BANGKOK, April 24 (Reuters) - Thailand's economy is still seen growing at 3.6% this year, driven by tourism and domestic consumption, the central bank chief said on Monday, in spite of turbulence in the first half of the year and global financial uncertainty.
As the country's economic recovery remains intact, there is little need for stimulus measures, and fiscal and monetary policies should be normalised for stability as inflation risks persist, Bank of Thailand (BOT) Governor Sethaput Suthiwartnarueput said.
The BOT's projected growth this year is close to the country's long-term growth potential of about 4%, he told reporters.

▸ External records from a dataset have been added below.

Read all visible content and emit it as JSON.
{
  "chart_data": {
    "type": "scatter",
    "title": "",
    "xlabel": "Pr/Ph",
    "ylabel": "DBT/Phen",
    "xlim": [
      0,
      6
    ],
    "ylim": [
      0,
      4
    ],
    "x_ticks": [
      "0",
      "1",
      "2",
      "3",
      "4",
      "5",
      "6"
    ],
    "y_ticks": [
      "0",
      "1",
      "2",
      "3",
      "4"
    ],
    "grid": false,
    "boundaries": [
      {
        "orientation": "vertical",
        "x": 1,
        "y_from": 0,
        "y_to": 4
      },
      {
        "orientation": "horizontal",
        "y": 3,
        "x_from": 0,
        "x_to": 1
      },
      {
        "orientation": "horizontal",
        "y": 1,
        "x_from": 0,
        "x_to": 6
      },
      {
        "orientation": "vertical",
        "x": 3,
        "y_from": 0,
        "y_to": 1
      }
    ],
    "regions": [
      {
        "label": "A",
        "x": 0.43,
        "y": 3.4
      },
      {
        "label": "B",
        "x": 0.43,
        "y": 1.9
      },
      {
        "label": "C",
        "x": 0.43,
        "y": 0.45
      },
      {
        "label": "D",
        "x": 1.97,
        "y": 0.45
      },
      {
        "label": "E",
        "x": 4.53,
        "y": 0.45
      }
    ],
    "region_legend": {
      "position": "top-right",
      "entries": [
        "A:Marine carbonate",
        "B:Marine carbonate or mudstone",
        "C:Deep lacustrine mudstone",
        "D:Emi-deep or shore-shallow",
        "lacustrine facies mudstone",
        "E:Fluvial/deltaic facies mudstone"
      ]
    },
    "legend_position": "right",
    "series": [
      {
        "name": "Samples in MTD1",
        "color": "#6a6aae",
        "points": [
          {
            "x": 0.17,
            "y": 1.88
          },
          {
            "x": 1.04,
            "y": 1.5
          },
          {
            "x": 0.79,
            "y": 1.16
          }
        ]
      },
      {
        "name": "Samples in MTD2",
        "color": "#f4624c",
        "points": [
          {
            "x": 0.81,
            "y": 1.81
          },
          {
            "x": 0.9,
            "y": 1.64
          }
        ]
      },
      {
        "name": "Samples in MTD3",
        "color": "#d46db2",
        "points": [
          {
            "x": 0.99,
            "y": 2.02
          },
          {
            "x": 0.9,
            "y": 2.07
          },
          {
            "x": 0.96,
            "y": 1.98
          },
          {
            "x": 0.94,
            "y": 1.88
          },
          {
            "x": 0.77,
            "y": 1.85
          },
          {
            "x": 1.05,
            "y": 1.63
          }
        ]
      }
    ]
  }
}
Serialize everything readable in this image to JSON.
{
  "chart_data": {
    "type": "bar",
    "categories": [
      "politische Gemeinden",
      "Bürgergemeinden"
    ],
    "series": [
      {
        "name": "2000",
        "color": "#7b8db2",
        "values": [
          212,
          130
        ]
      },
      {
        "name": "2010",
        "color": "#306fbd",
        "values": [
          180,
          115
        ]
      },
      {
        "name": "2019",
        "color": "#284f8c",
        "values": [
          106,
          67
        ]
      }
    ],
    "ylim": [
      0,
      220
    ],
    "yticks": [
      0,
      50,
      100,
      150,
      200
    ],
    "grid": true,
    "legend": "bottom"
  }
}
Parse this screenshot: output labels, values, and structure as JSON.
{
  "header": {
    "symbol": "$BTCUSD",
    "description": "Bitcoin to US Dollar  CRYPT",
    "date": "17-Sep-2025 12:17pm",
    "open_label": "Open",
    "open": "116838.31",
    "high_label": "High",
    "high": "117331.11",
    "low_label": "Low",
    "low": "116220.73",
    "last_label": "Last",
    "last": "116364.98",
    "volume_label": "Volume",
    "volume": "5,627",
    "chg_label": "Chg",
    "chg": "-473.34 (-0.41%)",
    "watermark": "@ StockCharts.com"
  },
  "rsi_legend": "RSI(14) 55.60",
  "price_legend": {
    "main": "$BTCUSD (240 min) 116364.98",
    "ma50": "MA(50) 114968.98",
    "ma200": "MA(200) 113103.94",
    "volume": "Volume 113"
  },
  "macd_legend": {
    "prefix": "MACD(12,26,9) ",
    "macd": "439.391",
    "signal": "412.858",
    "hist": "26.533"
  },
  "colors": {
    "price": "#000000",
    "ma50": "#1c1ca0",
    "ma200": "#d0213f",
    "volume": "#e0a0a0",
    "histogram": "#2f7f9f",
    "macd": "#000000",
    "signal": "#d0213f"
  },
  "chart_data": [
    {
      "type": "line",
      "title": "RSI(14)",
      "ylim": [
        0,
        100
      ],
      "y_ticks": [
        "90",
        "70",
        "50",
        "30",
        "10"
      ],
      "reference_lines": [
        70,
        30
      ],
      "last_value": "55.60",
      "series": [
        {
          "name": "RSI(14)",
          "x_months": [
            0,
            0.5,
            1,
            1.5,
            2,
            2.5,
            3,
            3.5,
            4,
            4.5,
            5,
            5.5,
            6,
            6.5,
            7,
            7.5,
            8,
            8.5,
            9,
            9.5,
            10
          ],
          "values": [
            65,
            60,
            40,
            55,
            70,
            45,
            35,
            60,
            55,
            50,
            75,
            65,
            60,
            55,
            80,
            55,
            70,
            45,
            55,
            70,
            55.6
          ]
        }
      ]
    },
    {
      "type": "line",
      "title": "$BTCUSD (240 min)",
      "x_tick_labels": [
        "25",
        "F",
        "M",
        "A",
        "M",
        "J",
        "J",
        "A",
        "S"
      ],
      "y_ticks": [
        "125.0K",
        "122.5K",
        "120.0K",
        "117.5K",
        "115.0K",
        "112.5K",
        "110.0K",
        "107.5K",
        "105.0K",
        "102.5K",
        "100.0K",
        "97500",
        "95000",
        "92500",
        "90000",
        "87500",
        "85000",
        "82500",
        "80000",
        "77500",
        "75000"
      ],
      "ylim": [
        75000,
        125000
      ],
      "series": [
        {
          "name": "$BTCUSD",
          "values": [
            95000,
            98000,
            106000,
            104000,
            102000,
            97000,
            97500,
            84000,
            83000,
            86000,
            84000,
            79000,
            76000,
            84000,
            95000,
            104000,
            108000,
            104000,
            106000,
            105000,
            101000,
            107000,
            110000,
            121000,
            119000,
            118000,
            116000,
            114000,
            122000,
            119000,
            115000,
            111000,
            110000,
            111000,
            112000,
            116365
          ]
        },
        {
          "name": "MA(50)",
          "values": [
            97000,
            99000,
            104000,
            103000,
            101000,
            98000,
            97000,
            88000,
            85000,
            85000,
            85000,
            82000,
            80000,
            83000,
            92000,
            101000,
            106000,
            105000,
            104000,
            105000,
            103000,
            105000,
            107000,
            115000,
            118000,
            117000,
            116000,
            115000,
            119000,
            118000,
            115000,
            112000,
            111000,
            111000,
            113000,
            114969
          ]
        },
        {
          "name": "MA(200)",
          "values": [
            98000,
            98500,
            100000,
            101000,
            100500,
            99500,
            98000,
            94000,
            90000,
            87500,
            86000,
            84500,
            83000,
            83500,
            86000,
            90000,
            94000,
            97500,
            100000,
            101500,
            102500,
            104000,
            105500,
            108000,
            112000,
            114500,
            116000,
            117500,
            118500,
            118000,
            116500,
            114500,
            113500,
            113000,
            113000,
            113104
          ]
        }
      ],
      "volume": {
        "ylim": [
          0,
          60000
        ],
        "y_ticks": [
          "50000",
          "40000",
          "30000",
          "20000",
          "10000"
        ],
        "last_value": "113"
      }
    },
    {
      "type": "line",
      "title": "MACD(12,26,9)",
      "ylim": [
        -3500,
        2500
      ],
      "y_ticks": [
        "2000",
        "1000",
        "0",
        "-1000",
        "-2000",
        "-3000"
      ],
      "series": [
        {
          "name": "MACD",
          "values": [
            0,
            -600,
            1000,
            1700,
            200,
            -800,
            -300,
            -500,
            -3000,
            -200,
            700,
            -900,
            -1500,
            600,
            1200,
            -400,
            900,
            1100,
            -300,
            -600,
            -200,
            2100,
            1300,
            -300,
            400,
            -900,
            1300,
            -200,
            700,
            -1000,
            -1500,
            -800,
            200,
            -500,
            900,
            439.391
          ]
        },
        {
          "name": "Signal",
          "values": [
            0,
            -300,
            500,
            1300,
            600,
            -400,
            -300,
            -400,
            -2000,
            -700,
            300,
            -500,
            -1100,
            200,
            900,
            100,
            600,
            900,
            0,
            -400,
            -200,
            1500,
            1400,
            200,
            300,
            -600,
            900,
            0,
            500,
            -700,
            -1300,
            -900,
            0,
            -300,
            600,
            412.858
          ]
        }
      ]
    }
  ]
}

But in the first half, the BOT expects the economy to grow 2.9% from a year earlier, with exports seen down 7.1% year-on-year, he said.
Growth is projected to accelerate to 4.3% year-on-year in the second half of the year, when exports should rebound 4.2%, Sethaput said.
Recovery of Southeast Asia's second-largest economy has lagged some of its regional peers but a rebound in tourism is expected to give growth a boost.
Sethaput said the BOT expected 28 million foreign tourist arrivals this year, compared with nearly 40 million in pre-pandemic 2019.
Headline inflation, which cooled to 2.83% in March, is expected at 3.3% in first half and 2.5% in the second half of 2023, he said.
While last month's headline inflation returned to within the BOT's target range of 1% to 3%, Sethaput said inflation risks remained and needed monitoring.
The BOT last month raised its benchmark rate by a quarter point to 1.75% to curb price pressures. It will next review the rate on May 31, when economists expect a further rate hike.
Sethaput said baht volatility was higher than regional peers, driven by external factors, but its levels remained moderate compared with others.
The BOT will support more use of the yuan for trade and plan to meet with China's central bank next month, he said.
Sethaput also said the BOT expected to issue rules on virtual banks in the third quarter of this year, delayed from the second quarter.